In the first 11 months of 2023, the UAE as a whole pumped 3.6 per cent less crude oil than it did in the same period in 2022, after agreeing with Opec+ earlier in 2023 to curb output. “More positively, non-oil business activity was the strongest in four years in October and remained rapid in November and December,” economists at FocusEconomics said.

The UAE has committed to cut oil production by 0.16 million barrels per day in Q1 2024 (roughly 5.0 per cent of average output in 2023), dampening activity in the quarter, but activity this year will be boosted by a higher Opec+ quota from June along with a projected recovery in world trade.

The UAE’s GDP growth was the fastest in over 10 years in 2022, but then appeared to weaken in 2023. The economy of Abu Dhabi expanded more than three times slower in January-September than in 2022, while Dubai, the second-largest, also grew more softly in January-June, said Matthew Cunningham, Mena economist at FocusEconomics.

The UAE’s GDP growth weakened greatly in 2023, but should rise above the 2013–2022 10-year average in 2024. “Regional instability is a downside risk, while Opec+ quota changes are a risk in both directions," analysts said. FocusEconomics panelists see the Arab world’s second-largest economy expanding 3.7 per cent in 2024, which is unchanged from one month ago, and expanding 4.0 per cent in 2025.

Inflation in Dubai fell to 3.3 per cent in November from 4.3 per cent in October. Recent data shows that, in the UAE as a whole, inflation fell to 1.0 per cent in Q2 2023 from 3.6 per cent in the prior quarter.

In 2024, UAE inflation is set to ease from 2023 on a higher base effect and past interest rate hikes. Food price spikes pose an upside risk. FocusEconomics panelists see consumer prices rising 2.3 per cent on average in 2024, which is unchanged from one month ago, and rising 2.1 per cent on average in 2025.

Cunningham noted that the priority of the UAE’s monetary policy is to maintain the dirham’s peg against the dollar.
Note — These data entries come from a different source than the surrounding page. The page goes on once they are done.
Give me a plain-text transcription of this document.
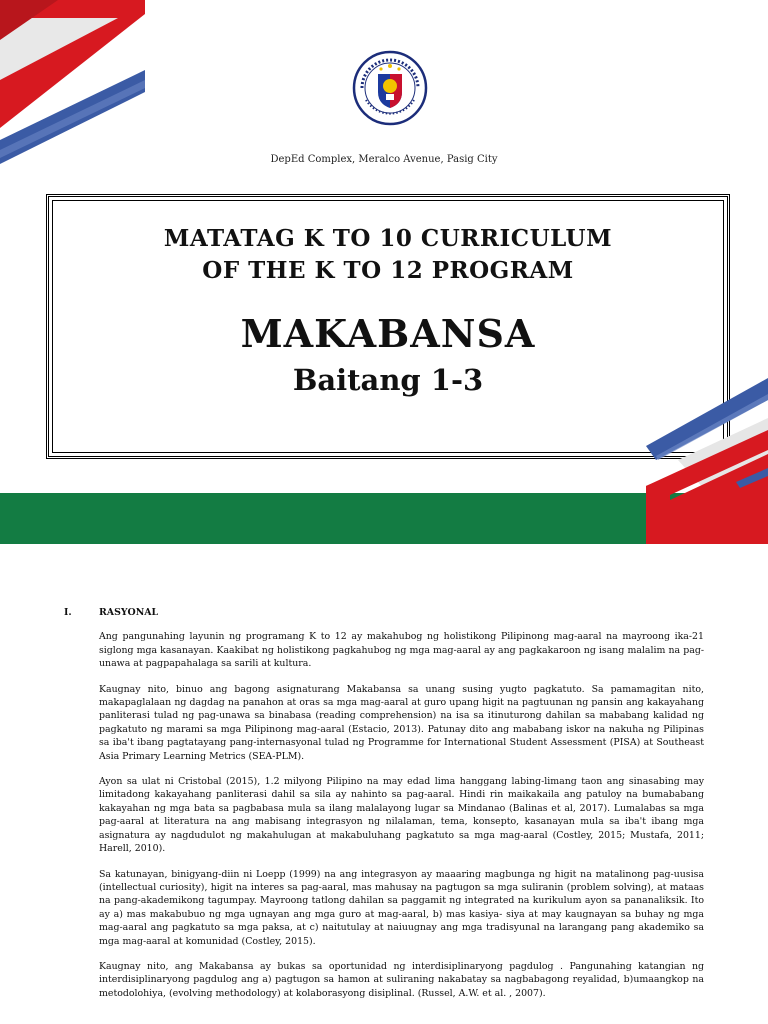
DepEd Complex, Meralco Avenue, Pasig City
MATATAG K TO 10 CURRICULUM
OF THE K TO 12 PROGRAM
MAKABANSA
Baitang 1-3
I.	RASYONAL

Ang pangunahing layunin ng programang K to 12 ay makahubog ng holistikong Pilipinong mag-aaral na mayroong ika-21 siglong mga kasanayan. Kaakibat ng holistikong pagkahubog ng mga mag-aaral ay ang pagkakaroon ng isang malalim na pag- unawa at pagpapahalaga sa sarili at kultura.

Kaugnay nito, binuo ang bagong asignaturang Makabansa sa unang susing yugto pagkatuto. Sa pamamagitan nito, makapaglalaan ng dagdag na panahon at oras sa mga mag-aaral at guro upang higit na pagtuunan ng pansin ang kakayahang panliterasi tulad ng pag-unawa sa binabasa (reading comprehension) na isa sa itinuturong dahilan sa mababang kalidad ng pagkatuto ng marami sa mga Pilipinong mag-aaral (Estacio, 2013). Patunay dito ang mababang iskor na nakuha ng Pilipinas sa iba't ibang pagtatayang pang-internasyonal tulad ng Programme for International Student Assessment (PISA) at Southeast Asia Primary Learning Metrics (SEA-PLM).

Ayon sa ulat ni Cristobal (2015), 1.2 milyong Pilipino na may edad lima hanggang labing-limang taon ang sinasabing may limitadong kakayahang panliterasi dahil sa sila ay nahinto sa pag-aaral. Hindi rin maikakaila ang patuloy na bumababang kakayahan ng mga bata sa pagbabasa mula sa ilang malalayong lugar sa Mindanao (Balinas et al, 2017). Lumalabas sa mga pag-aaral at literatura na ang mabisang integrasyon ng nilalaman, tema, konsepto, kasanayan mula sa iba't ibang mga asignatura ay nagdudulot ng makahulugan at makabuluhang pagkatuto sa mga mag-aaral (Costley, 2015; Mustafa, 2011; Harell, 2010).

Sa katunayan, binigyang-diin ni Loepp (1999) na ang integrasyon ay maaaring magbunga ng higit na matalinong pag-uusisa (intellectual curiosity), higit na interes sa pag-aaral, mas mahusay na pagtugon sa mga suliranin (problem solving), at mataas na pang-akademikong tagumpay. Mayroong tatlong dahilan sa paggamit ng integrated na kurikulum ayon sa pananaliksik. Ito ay a) mas makabubuo ng mga ugnayan ang mga guro at mag-aaral, b) mas kasiya- siya at may kaugnayan sa buhay ng mga mag-aaral ang pagkatuto sa mga paksa, at c) naitutulay at naiuugnay ang mga tradisyunal na larangang pang akademiko sa mga mag-aaral at komunidad (Costley, 2015).

Kaugnay nito, ang Makabansa ay bukas sa oportunidad ng interdisiplinaryong pagdulog . Pangunahing katangian ng interdisiplinaryong pagdulog ang a) pagtugon sa hamon at suliraning nakabatay sa nagbabagong reyalidad, b)umaangkop na metodolohiya, (evolving methodology) at kolaborasyong disiplinal. (Russel, A.W. et al. , 2007).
Thus, the country largely follows any monetary policy move from the US Fed. In 2024, the UAE should lower the base rate along with the Fed.

FocusEconomics panelists see the base rate ending 2024 at 4.32 per cent and ending 2025 at 3.23 per cent.

In the Middle East and North Africa region, the GDP growth is expected to improve in 2024 from 2023, aided by strong government investment. "However, our panellists have downgraded their 2024 forecasts for four consecutive months as crude production is set to recover less strongly than earlier anticipated," the FocusEconomics report said.